Rendez-vous estival depuis 2006, Konscht am Gronn, galerie à ciel ouvert, convie flâneurs et artistes sur le pont du Grund qui surplombe l’Alzette. Un moment de détente et d’échanges partagé.
Chaque premier dimanche du mois, de mai à octobre, c’est le même rituel, et ce, depuis treize ans : une petite trentaine d’artistes de différents pays se font une place, côte à côte, dans l’étroite rue pavé de Münster, sur le pont du Grund qui surplombe l’Alzette. Une tranquille réunion qui scrute, sans l’interpeller ni l’aguicher, la vague de badauds plus ou moins pressés. Ici, les rencontres se font en effet dans le calme et le respect de chacun. Seuls quelques coups de vent, faisant chahuter les stands et déséquilibrant les œuvres, arrivent à rompre l’ambiance bucolique.
«On se croirait en vacances !, lâche ainsi, pétillante, Marie-Christine, qui préfère qu’on l’appelle Norman, son surnom en tant que collagiste. Si son mari semble accablé par le soleil de plomb, elle garde sa fraîcheur, malgré une journée passée sur la route. C’est qu’Orléans, ce n’est pas la porte à côté… «J’aime bien voyager, tranche-t-elle. Et puis, on se laisse vivre. On prend notre temps, on se fait un bon petit restaurant…». Elle est d’ailleurs déjà passée par Konscht am Gronn trois fois en 2017, reconnaissant y apprécier les autres exposants et le public… bigarré. «C’est sûr qu’ici on entend toutes les langues !», soutient-elle, expliquant toutefois qu’en termes de ventes, c’est surtout l’autochtone qui sait mettre la main à la poche.
«Mais j’ai vendu des créations à des Écossais, à des Canadiens…», précise-t-elle, lâchant dans un rire : «De toute façon, je dis seulement les prix en anglais !». Plus loin, un couple semble apprécier les toiles de Morag Paul, que l’artiste peint sur place, sûrement, aussi, pour faire passer le temps. «On aime bien l’atmosphère ici, résument-ils d’une seule voix. On n’est pas des spécialistes de l’art, mais on sait apprécier les belles choses !»

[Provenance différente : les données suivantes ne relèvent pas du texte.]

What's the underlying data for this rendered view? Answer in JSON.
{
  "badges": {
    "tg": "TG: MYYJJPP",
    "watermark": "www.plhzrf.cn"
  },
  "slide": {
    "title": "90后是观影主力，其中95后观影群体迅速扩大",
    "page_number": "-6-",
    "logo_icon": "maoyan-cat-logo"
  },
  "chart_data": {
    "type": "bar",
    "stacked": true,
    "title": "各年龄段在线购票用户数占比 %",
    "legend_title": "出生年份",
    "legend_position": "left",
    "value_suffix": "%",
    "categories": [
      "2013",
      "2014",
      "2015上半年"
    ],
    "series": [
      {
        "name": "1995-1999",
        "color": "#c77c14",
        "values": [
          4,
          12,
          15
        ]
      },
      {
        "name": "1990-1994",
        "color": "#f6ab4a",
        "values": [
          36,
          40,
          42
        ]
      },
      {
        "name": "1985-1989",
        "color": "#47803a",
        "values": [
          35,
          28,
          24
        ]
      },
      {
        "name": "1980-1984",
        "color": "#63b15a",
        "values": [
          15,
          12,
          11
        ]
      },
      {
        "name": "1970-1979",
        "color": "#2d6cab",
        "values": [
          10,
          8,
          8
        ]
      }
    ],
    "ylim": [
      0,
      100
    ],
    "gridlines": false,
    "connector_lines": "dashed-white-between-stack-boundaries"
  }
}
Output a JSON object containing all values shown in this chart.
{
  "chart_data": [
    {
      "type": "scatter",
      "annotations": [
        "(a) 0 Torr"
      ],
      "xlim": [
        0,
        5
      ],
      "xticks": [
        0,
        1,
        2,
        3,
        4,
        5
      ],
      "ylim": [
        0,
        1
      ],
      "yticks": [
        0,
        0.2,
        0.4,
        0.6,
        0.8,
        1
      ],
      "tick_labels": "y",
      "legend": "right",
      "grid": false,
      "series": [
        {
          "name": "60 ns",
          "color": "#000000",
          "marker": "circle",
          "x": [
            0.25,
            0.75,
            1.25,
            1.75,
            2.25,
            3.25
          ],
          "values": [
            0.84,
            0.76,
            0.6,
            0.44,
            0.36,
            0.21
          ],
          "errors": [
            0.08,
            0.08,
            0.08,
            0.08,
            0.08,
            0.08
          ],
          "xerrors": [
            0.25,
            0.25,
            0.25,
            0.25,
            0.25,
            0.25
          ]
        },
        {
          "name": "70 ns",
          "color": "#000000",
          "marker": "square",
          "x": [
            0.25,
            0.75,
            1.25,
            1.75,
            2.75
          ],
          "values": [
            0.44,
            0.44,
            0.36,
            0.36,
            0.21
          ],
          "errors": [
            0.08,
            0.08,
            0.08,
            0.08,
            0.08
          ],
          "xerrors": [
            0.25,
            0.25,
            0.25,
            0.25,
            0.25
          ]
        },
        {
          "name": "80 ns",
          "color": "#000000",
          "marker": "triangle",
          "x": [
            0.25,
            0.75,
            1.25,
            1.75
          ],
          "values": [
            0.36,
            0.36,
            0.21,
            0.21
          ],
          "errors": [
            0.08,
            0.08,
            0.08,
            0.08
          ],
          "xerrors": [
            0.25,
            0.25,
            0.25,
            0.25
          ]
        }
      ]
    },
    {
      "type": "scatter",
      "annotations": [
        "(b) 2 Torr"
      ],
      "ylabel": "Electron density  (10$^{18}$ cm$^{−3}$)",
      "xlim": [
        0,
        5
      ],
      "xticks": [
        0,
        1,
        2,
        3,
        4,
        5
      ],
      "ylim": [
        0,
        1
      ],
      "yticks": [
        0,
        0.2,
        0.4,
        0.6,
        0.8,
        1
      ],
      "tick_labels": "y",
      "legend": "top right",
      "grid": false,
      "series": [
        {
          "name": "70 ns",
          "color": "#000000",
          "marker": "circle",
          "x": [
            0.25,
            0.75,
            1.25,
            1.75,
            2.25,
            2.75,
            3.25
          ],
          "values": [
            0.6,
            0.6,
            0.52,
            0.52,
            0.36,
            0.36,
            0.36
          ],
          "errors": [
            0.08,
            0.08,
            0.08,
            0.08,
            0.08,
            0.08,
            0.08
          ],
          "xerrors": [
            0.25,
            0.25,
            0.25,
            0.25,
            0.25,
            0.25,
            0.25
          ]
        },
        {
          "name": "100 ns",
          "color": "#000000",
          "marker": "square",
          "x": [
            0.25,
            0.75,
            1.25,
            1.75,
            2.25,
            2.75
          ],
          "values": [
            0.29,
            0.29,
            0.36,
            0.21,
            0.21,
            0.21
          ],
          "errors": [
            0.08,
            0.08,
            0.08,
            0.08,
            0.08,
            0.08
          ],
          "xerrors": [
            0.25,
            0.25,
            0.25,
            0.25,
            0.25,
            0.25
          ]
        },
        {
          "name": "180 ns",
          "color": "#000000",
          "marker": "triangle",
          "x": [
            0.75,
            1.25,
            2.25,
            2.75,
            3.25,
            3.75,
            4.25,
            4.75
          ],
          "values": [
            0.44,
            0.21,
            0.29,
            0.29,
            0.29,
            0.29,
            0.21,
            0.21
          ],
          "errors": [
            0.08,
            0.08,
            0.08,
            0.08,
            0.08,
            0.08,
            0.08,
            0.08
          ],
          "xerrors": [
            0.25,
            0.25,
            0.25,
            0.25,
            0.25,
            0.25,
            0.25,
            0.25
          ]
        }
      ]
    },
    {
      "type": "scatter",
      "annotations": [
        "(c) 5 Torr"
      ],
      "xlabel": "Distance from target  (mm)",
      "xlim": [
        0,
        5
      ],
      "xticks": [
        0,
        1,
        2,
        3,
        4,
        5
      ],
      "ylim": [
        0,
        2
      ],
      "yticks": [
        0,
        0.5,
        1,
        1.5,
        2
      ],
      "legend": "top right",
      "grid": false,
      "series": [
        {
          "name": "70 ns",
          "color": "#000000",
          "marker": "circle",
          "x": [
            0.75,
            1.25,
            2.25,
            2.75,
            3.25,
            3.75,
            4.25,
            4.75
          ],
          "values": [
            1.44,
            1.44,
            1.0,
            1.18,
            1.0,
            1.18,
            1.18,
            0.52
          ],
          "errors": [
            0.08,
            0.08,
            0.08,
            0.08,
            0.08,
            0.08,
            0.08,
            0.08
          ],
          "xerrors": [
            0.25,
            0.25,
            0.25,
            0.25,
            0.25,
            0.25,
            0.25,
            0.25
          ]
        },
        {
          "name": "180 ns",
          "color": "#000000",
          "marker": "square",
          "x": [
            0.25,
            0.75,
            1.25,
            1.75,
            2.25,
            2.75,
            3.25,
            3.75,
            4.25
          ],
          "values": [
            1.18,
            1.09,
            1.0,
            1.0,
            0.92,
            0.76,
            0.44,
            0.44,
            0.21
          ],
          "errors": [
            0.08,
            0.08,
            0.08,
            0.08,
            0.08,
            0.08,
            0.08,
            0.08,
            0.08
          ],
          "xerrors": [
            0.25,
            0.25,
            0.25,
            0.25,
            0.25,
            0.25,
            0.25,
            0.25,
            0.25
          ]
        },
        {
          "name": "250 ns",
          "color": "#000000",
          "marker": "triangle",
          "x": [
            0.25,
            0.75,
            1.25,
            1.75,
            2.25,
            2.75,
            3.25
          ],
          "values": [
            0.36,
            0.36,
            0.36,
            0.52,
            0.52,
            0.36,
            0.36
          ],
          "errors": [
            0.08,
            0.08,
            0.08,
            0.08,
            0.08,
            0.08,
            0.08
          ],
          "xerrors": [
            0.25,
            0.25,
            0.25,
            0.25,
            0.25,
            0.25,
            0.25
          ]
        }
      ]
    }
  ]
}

Même écho du côté du natur musée, gratuit pour l’occasion, qui accueille des curieux perdus, probablement attirés par le doux ronronnement de la climatisation… «Durant le Konscht am Gronn, on observe un va-et-vient régulier», témoigne la seule vendeuse de la boutique de souvenirs, aux prises avec des peluches et une famille russe. Bien sûr, l’établissement n’est pas le seul à ouvrir ses portes, certains cafés lui emboîtant le pas, avec succès. Il suffit de voir leurs terrasses, totalement combles, pour s’en convaincre…
«Éventail, bouteille et brumisateur»
La peintre franco-luxembourgeoise Andrée Schwabe, de son côté, dévoile ses solutions pour éviter de déserter l’endroit et finir devant un verre bien frais : «Mon petit éventail, ma bouteille d’eau et mon brumisateur!», sans oublier ce petit coin à l’ombre où elle discute avec ses copines. Elle qui reconnaît venir à Konscht am Gronn depuis le début, à une époque où la manifestation avait plus d’envergure – «on se posait dans toutes les rues» – apprécie toujours le rassemblement (elle y revient d’ailleurs le mois prochain).
«C’est souvent une journée délicieuse : on bavarde avec les amis et on rencontre des gens très sympathiques.» Que dire, alors, de ce cadre pastoral où «il fait bon vivre». Côté clientèle, ses attentes semblent, elles aussi, être comblées : «Quand on est attachée à une galerie, les contraintes, financières comme artistiques, peuvent être compliquées. Là, par ce biais, on garde une certaine indépendance et quand on arrive à se faire une clientèle fidèle, c’est plutôt pas mal…» Un de ses camarades, Yves Géraud, avec ses toiles «numériques», va même plus loin : «L’important, ça reste quand même la création», martèle-t-il.
Pour l’histoire, ce résident du Grand-Duché qui, à l’époque, s’était spécialisé dans l’infiniment petit, cumule pas moins de neuf records au Guinness World Records – dont ceux de la plus petite crèche et de la plus petite Joconde. Question de taille aussi, avec Norman, encore elle, qui se souvient de ce petit garçon âgé de 7-8 ans qui, devant ses sculptures-collages d’animaux, a dit à sa mère : «Non, je n’aime pas, c’est trop moderne !»
C’est aussi ça, Konscht am Gronn : que l’on apprécie ou pas les œuvres, que l’on ait un peu d’argent à investir, et, parallèlement, que l’on arrive à «susciter l’intérêt» des passants, on n’est jamais à l’abri d’une bonne rigolade. Et c’est bien là qu’est l’essentiel.